Oxfam’s Sandra Hart was a featured speaker during the opening session at the Pacific Resilience Partnership meeting in Suva in May. Highlights from her speech follow:

To innovate is to adapt. To adapt is to take risks and to face risks in order to better anticipate and mitigate risks for the future. In order to face risks in this manner, we must be ready to respond.

These pictures represent the most experienced cash transfer research and response field team in the Pacific today – all of whom are under 30 years of age. This is what I mean when I talk about the next generation of disaster assistance, and this is the case of Vanuatu.

This is a new way of responding, built from the ground up.

It is community-centric,

it is evidence driven,

it is participatory,

it is dignified and flexible for those affected

And we have delivered this approach at a high pace, at low cost, with high-level tech.

Vanuatu’s cash transfer programme is a global approach that has been locally adapted by a team of youth working on the front lines.

And what exactly are cash transfers? Well, many of us already know – this is the practice of sending money across long distances to those who need it – via banks, via western union, via mobile. Pacific islanders do this nearly every day in the form of remittances from abroad.

Humanitarian action, in the form of cash transfers, seeks to do this for people affected by disasters at the times they need it most. In so doing, we enable them to do what they are already used to doing each day within their local markets and economies – to buy what they and their families need to recover and get back on track.

In a single year, this team of youth in Vanuatu has been involved in developing not just one – but 3 innovations in this space. With their dedication, we have developed and delivered these approaches first, faster, and at a fraction of the usual cost.

One year, triple the work: Here’s what this team has shown themselves to be capable of:

  • A nationwide feasibility study to consult with local communities to gain insight into their own needs and preferences regarding this approach. Over 1500 surveys across 18 islands, in over 90 communities…just to be sure we had the evidence.
  • The first-ever large-scale, delivery of multi-purpose cash grants to thousands of volcano-affected people, delivered in 3 months, with 3 financial service providers, 4 government departments, and 2 civil society partners
  • And now – UnBlocked Cash – the delivery of electronic vouchers using tap and pay technology that is powered by blockchain, easy and simple to use from the smallest market mama, to the biggest shops, with payments to vendors into their Vanuatu bank accounts, in Vatu, twice a week

When we first started, we encountered a lot of scepticism. So, how exactly did we do it? With this team of dedicated young islanders, they not only accomplished this, but they also did so first, they did it fast, and fearlessly.

Again, how? We placed our bets and invested in our youth, and doing so gave us triple the impact for a fraction of the cost. This team began as a group of volunteers, who have grown into field responders and innovators. Bringing new minds, they have developed new skills and scaled new approaches at a blistering pace. This is not “island time” any more, trust me.

Who are these heroes?

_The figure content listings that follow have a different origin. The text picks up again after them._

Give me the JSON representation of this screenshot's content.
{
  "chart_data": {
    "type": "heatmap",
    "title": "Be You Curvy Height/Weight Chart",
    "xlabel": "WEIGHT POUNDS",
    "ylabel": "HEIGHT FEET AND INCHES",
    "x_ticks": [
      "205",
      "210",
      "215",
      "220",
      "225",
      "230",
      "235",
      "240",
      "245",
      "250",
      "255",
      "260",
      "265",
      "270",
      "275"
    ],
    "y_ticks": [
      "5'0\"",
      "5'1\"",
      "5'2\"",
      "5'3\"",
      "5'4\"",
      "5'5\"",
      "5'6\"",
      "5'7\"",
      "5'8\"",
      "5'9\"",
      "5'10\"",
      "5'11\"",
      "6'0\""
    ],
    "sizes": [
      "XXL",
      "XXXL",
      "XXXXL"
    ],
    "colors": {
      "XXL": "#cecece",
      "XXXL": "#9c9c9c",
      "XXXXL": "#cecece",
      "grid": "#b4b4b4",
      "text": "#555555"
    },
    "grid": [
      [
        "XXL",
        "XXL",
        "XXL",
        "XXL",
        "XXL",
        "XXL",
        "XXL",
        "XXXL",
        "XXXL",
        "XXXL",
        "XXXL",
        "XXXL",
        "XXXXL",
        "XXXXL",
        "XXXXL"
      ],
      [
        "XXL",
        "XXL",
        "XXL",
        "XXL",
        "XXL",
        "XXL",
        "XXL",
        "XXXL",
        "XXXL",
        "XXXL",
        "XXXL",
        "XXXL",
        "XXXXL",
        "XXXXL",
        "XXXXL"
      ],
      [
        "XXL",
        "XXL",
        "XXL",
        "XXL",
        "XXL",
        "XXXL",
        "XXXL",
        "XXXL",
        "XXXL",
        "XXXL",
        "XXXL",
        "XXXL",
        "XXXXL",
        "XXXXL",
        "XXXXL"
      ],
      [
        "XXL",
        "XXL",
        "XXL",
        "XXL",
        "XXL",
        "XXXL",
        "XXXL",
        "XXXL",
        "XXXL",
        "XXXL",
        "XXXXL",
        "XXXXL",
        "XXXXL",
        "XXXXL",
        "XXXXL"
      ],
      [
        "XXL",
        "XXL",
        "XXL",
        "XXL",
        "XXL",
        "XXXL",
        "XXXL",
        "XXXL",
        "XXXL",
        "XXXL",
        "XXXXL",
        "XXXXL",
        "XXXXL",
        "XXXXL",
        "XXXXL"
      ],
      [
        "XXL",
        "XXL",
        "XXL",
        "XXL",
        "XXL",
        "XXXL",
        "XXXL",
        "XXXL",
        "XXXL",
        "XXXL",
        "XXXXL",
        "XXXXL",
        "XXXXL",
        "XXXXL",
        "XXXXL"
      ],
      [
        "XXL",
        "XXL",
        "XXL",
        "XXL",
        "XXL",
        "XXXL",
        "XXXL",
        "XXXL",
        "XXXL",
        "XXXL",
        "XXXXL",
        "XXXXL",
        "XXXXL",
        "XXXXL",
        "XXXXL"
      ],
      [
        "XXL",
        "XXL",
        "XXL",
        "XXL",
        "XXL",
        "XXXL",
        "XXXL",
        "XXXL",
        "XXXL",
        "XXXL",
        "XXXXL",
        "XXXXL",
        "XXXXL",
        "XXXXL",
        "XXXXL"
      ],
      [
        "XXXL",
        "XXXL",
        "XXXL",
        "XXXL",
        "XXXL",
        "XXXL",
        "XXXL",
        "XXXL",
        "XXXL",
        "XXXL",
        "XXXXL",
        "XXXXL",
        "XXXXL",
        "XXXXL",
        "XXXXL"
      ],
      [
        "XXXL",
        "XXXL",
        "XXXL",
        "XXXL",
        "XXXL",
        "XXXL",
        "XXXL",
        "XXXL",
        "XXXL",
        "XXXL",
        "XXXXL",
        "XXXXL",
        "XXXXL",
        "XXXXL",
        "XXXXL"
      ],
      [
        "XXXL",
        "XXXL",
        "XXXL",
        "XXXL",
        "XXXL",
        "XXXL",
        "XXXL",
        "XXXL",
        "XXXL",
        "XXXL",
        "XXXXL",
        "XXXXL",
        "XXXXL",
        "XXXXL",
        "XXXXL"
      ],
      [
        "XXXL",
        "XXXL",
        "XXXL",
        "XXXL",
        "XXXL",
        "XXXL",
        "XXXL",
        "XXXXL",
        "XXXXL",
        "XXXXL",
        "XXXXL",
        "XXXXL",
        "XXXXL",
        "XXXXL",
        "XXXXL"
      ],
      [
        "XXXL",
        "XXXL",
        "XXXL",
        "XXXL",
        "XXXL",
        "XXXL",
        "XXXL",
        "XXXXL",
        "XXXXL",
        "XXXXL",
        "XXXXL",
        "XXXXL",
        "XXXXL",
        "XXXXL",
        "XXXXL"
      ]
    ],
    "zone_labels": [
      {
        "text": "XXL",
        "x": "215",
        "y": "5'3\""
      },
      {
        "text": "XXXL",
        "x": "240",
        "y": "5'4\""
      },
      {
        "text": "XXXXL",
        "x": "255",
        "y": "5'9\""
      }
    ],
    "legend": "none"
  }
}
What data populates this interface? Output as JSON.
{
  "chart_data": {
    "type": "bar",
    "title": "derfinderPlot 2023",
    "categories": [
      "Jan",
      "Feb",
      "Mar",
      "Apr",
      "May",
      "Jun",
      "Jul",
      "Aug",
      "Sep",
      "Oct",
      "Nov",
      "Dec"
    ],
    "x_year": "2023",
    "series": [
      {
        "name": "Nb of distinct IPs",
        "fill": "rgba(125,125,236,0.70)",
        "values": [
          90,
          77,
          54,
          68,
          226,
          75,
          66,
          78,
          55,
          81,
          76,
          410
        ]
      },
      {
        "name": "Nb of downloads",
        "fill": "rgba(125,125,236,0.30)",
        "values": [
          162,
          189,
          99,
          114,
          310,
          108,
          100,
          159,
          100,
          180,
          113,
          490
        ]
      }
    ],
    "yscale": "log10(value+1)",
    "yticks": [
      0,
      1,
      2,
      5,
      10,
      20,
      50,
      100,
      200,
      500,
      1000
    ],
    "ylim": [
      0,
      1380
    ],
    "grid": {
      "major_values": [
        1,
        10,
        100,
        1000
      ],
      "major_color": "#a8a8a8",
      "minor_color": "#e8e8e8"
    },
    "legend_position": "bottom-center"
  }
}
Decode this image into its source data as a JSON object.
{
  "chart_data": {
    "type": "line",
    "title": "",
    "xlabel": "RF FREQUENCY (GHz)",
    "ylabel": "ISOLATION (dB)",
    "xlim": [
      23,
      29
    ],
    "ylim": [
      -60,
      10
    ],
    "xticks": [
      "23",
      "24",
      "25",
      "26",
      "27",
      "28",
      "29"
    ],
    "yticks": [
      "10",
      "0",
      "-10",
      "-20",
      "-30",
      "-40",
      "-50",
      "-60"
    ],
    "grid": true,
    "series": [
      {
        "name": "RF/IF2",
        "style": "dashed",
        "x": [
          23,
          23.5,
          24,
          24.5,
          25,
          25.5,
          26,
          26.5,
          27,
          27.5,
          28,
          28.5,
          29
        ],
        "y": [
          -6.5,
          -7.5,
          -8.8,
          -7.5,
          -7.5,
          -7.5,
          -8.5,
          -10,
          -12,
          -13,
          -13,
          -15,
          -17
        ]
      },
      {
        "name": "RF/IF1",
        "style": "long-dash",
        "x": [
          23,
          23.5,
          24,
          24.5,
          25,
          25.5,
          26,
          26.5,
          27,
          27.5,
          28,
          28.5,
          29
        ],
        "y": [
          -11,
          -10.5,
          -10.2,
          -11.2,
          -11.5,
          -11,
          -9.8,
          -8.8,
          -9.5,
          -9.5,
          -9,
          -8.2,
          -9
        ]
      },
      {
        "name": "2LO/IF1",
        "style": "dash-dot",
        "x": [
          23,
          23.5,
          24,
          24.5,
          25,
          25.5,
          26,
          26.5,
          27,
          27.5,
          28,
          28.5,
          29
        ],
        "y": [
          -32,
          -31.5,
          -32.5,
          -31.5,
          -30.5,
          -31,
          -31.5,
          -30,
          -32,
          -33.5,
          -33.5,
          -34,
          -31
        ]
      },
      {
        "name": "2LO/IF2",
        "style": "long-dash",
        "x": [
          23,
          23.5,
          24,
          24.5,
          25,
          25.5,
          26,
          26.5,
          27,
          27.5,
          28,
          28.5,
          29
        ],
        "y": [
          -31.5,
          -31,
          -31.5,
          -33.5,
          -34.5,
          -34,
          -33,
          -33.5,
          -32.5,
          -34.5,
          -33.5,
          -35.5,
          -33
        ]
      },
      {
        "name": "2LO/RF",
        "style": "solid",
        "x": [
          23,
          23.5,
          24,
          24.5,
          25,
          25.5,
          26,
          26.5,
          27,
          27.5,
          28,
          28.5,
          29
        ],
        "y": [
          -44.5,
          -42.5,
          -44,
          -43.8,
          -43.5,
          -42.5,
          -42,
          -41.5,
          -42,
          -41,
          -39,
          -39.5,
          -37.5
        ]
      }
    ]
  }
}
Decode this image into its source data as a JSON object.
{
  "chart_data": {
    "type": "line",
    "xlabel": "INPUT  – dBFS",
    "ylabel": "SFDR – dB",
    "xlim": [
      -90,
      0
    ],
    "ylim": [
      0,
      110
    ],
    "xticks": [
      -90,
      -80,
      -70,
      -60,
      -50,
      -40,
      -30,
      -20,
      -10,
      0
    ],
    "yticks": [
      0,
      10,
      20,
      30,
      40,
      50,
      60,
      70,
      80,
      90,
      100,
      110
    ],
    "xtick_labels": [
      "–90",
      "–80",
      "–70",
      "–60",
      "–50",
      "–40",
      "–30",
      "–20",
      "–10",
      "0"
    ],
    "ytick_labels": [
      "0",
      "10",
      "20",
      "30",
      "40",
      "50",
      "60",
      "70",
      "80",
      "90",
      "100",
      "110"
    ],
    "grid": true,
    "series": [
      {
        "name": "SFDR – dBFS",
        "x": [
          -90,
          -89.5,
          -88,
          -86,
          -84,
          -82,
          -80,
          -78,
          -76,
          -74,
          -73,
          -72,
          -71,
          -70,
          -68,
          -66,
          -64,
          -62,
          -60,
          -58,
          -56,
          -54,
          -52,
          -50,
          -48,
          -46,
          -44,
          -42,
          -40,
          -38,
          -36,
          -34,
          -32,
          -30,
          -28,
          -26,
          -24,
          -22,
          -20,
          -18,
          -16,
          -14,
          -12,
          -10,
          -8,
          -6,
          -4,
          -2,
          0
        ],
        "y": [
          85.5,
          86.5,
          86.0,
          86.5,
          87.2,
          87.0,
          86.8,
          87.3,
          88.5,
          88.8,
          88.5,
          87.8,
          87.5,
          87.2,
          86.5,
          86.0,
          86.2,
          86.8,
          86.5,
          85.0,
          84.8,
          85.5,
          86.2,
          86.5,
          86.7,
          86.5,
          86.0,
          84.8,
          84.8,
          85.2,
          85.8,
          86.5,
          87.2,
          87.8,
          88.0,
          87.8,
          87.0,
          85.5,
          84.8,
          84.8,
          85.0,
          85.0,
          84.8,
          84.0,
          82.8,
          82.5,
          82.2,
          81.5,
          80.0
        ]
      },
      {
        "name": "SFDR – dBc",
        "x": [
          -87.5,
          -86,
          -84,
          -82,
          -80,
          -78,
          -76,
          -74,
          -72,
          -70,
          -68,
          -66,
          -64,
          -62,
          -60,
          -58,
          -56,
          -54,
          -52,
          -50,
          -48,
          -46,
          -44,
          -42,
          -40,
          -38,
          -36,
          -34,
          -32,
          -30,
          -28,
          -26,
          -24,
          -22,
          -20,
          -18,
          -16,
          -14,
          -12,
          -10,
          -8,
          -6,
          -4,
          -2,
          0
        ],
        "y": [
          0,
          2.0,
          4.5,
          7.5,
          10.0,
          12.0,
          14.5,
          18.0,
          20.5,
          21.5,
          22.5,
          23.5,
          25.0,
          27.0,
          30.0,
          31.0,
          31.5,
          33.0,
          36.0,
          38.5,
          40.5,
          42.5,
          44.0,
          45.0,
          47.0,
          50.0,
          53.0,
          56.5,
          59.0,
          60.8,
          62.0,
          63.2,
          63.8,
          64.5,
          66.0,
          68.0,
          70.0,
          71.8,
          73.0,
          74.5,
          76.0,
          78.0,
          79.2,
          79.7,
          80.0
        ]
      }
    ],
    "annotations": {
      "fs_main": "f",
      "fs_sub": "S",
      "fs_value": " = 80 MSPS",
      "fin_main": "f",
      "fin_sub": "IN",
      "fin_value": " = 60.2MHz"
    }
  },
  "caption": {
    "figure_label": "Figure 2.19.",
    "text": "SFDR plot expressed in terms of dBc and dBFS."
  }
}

As we say in Vanuatu, oli TUFF TUMAS. Oxfam has sourced locally grown talent from the grassroots, with the help of our network partner Youth Challenge Vanuatu we have a deep well of youthful energy to draw from.

These individuals have grown through a whirlwind experience – thousands of surveys, hundreds of sites, having touched the lives of over 20,000 people, and  now…they are leading the pack in testing cutting-edge technology in what many would consider to be a low-tech environment.

The minds of these youth – and others – are open to new approaches. They are natural, out-of-the box thinkers, they are rallying to have their voices heard and their impact felt. And most of all, they are tireless.

After all, are working for their own futures and those of their peers and their children. We need to remember that. They will inherit this earth.

This is the next generation – the future is innovation, and innovation thrives in the minds and the actions of our youth.

What I have learned from this youth I am trying to pass on to you. I believe it is more than what I have taught them, as they have given me inspiration and purpose in the work that I do.

Our youth admire tradition and culture, but they crave a new vision, and want to break boundaries using a medium they can lead with and relate to. Advanced applications like blockchain technology may seem far off to most of us, but it is already being put to work in Vanuatu because it mirrors these motivations.  Right now they are leading the first and largest pilot to test the use of blockchain technology for disaster response in the Pacific region.

I leave you with this.

We have demonstrated that we need and can benefit from fresh minds to solve new and changing problems. We know that we need to fundamentally change our approaches to disaster preparedness and response whilst the impacts of climate change are upon us.

I look to my elders for wisdom, tradition, love, education and guidance.

Now, I look to our youth for innovation, vision, energy and change. We took a leap of faith in them, and they have now taken the first leap forward. Now, we’d like inspire youth across the rest of Pacific to follow in their tracks.

Sandra Hart is Oxfam in the Pacific‘s Cash and Livelihoods Lead. She is based in Vanuatu.